3- Você pensou que tinha recursos, mas...

Pode ser que não tinha mesmo! E agora você terá que buscá-los e traçar
alternativas para esperar pelo momento adequado.

4 -Você não viu as alternativas e agora está sem eira nem beira...

Examine se a limitação do momento é exterior a você (acontecimentos sobre o


quais REALMENTE não tem controle) ou interna (você ACHA que as
limitações são externas, mas quem está segurando você é você!).

Verifique se realmente você não tem alternativas mesmo!


Cuidado aqui! Alternativa é um novo objetivo que lhe trará a mesma (ou talvez
maior) satisfação que o objetivo inicial. Ou ainda, se você perceber que o
objetivo é pouco realista, e desejar trocar por outro mais realista.

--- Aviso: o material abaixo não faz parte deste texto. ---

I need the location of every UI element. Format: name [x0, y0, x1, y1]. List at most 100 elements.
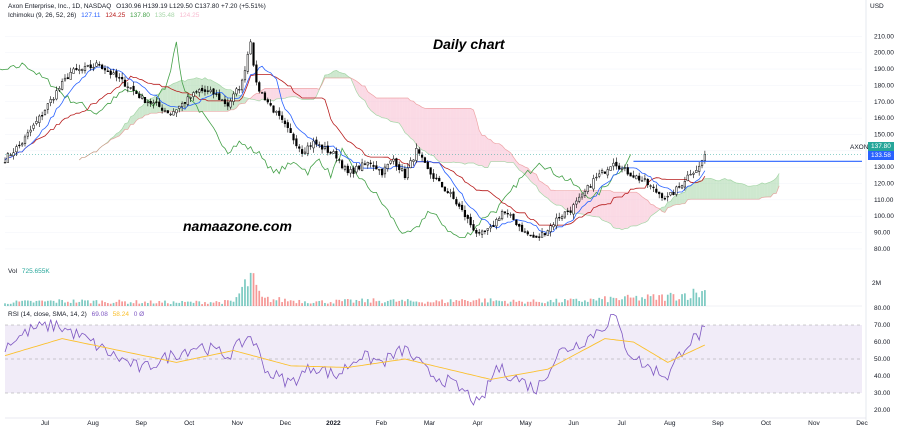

Se você adotar a posição de "eu-não-sou-suficientemente-bom-para-isso" e


escolher algo menor para compensar, isso não é um alternativa! Verifique o
que está faltando! Procure alternativas de fato!

5 - Sim, mas...

Esta é a posição que mais terá que combater em você. A busca de desculpas.
Para cada passo é sempre possível arrumar uma desculpa para não dá-lo.

Para eliminar uma desculpa pergunte-se:

"E se eu não tivesse tal limitação (desculpa) o que eu faria e como faria?"

Se você encontrar a resposta, você pode fazê-lo! Agora!

Parabéns você terminou a leitura! Agora já pode pintar a minha outra pupila!